The instrument will be used widely in research and is predicted to have enormous importance for the orthopedics department. With a single instrument, researchers can now create a three-dimensional image of the entire skeleton, which would require several images with traditional technology that would then also need to be combined manually. The radiation dose is only 20 percent compared with conventional x-rays.
Wide use
In addition to this instrument saving a lot of time and being considerably easier on patients, it also allows imaging patients standing or sitting.
“When we conduct examinations with computer tomography, patients are almost always lying down. However, to obtain an accurate picture of the load on, for example, the pelvis and lower back, images need to be taken while patients are standing or walking. The equipment will be widely used in orthopedic research, such as for examinations of scoliosis in both children and adults, the body’s load axis, and after treating fractures,” says Henrik Malchau.
Interest in using the new technologies in research is considerable. For now, it is only available for imaging for research purposes, but eventually, it is hoped that significantly more patients can be imaged with EOS.
An adjacent room has another advanced three-dimensional x-ray technology: RSA (radiostereometric analyses). The technology means that small metal markers are surgically inserted into patient prostheses are registered with ordinary x-rays in two projections, which are then used to calculate three-dimensional movements. RSA is used to measure healing, wear, and micro-movements of hip and knee joint prostheses in particular.
The first grant went to orthopedics
The Lundberg Foundation was established in 1982 and is celebrating its 40th anniversary this year. Orthopedic research in western Sweden is a priority area for the research foundation. In 1983, Ortopedin became the recipient of the first large grant, which came from a donation by the couple IngaBritt and Arne Lundberg. Since then, several large contributions from the Lundberg Foundation have made it possible for the orthopedics department in Gothenburg to pool resources.
“Before the grants from the Lundberg Foundation, there was no joint organization.
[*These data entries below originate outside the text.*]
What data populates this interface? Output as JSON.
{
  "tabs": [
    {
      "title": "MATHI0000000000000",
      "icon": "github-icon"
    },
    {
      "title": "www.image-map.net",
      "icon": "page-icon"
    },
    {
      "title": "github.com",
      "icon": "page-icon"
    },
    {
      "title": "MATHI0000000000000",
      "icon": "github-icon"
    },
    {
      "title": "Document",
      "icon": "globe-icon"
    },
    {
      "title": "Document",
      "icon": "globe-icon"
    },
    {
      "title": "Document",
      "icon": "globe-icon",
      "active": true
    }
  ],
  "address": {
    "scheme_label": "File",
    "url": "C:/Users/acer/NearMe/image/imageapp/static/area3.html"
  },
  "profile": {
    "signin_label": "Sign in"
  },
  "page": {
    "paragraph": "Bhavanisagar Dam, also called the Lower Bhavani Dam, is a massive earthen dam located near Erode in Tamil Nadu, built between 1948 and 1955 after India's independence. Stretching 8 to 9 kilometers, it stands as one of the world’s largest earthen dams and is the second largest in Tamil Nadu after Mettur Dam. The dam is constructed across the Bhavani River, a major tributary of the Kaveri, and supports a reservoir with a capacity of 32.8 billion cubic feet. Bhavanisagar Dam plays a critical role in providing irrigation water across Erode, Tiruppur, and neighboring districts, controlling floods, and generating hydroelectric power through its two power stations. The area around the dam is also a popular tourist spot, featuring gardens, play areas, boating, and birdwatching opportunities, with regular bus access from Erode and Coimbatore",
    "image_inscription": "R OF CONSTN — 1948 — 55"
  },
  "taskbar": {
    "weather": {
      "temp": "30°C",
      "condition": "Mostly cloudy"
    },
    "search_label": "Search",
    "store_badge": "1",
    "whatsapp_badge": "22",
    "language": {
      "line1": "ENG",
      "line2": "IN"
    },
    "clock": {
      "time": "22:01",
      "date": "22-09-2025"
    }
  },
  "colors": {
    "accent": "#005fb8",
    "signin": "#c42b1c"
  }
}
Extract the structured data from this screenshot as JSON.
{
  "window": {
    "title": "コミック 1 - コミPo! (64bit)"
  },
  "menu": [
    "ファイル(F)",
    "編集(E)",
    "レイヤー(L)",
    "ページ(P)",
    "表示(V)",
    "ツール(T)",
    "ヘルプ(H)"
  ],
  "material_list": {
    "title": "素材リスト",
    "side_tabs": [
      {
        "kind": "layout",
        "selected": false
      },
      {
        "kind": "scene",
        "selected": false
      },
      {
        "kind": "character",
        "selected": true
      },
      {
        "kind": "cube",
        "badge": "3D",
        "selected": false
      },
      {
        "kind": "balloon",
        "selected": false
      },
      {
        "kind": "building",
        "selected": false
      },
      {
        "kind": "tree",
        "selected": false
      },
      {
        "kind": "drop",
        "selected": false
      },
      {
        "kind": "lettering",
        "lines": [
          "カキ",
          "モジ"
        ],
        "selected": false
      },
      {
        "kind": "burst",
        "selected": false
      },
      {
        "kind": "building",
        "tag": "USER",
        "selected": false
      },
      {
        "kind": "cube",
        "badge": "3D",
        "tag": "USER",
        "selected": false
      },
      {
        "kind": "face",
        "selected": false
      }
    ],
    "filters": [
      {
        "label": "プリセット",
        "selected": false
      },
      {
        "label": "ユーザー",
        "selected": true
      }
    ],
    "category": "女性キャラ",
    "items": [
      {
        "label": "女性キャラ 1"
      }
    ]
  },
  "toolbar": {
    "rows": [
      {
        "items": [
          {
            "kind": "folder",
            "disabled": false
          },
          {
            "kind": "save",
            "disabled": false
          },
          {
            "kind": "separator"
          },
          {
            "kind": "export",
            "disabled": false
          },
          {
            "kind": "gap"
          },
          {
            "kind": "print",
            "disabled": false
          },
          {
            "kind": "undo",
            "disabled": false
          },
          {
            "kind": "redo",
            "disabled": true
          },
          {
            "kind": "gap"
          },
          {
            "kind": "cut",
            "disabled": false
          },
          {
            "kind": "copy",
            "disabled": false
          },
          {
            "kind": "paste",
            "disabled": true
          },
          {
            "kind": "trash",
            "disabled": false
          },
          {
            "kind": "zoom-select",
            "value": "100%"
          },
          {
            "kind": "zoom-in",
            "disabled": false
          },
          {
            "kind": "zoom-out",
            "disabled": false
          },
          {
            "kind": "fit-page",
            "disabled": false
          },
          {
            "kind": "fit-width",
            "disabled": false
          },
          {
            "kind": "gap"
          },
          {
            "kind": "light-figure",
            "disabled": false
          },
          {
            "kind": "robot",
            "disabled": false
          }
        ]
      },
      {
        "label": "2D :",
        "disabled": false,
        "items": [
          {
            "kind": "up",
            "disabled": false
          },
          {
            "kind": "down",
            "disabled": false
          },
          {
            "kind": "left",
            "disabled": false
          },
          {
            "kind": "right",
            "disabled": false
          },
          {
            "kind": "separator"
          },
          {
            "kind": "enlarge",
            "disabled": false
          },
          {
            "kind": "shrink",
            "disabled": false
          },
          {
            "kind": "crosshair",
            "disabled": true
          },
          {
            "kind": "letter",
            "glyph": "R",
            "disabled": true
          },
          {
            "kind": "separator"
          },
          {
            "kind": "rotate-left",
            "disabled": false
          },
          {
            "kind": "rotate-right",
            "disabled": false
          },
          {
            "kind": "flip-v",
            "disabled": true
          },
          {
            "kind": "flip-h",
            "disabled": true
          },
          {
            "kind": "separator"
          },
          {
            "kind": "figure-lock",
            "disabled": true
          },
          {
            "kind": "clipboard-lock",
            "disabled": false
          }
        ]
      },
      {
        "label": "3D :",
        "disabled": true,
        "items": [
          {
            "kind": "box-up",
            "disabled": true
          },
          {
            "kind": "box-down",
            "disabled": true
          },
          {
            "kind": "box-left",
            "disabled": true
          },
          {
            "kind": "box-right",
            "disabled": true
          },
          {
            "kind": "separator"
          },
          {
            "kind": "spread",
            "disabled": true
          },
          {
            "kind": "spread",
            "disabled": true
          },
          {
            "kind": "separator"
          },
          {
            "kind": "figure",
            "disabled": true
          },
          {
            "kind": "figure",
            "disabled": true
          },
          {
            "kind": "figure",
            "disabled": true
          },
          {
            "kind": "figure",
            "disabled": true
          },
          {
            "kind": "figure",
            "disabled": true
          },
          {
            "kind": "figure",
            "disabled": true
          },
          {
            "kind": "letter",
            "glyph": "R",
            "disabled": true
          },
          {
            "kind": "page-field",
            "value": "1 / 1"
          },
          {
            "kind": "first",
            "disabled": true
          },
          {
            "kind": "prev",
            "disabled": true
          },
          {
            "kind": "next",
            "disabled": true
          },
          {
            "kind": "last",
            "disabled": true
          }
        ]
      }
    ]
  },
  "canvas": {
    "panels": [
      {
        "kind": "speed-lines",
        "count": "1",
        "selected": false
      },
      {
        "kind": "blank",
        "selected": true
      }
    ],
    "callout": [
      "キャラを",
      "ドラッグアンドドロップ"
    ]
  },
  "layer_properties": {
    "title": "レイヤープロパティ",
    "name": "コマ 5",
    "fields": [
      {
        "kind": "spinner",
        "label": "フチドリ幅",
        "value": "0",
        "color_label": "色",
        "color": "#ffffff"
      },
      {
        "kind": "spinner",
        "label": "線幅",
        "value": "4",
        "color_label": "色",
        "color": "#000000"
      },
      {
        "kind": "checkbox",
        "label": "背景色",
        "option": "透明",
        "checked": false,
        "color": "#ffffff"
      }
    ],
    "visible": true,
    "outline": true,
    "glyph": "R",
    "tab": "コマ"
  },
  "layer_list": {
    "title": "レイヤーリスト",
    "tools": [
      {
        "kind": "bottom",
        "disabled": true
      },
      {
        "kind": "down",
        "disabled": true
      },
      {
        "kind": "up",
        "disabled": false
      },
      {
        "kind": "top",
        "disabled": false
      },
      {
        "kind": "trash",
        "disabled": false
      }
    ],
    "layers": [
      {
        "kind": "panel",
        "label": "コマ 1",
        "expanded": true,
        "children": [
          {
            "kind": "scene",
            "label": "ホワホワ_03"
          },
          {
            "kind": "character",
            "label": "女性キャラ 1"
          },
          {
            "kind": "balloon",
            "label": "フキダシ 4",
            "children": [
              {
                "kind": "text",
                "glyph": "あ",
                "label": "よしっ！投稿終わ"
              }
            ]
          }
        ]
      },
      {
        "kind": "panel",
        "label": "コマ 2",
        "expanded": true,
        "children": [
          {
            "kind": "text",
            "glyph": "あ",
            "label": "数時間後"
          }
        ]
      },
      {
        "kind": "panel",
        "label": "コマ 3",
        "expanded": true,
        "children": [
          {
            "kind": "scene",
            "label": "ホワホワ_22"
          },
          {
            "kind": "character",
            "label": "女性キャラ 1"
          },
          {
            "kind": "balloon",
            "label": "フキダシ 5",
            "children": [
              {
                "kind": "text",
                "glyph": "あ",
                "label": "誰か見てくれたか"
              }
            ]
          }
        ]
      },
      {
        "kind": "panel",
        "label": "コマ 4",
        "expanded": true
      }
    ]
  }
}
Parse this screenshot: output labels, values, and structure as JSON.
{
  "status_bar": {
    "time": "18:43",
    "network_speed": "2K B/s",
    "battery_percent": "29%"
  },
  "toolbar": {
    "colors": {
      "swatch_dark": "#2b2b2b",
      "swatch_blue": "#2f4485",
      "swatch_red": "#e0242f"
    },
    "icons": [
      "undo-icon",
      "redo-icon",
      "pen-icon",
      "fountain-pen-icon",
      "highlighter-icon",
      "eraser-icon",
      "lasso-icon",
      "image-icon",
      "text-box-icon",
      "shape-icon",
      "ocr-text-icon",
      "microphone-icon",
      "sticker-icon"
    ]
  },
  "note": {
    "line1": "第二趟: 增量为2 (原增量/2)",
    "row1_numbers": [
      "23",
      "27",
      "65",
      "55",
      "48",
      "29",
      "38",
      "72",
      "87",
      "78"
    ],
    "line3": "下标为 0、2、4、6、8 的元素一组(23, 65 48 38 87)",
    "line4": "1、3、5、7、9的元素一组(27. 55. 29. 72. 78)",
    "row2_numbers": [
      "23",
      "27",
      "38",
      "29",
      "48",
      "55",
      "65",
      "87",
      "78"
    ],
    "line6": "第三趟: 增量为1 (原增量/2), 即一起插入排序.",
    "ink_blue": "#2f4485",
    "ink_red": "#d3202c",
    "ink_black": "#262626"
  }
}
The first donation meant we could update our biomechanical laboratory, and in the 1990s we received very generous funding to establish the Lundberg Laboratory for Orthopedic Research. For the first time, orthopedic research was brought together under a single unit in the Sahlgrenska area,” says Björn Rydevik, senior professor in orthopedic surgery. “It is not possible to emphasize enough how important the Lundberg Foundation has been for the strong position that orthopedic research has today in Gothenburg. We are extremely happy and grateful for this.”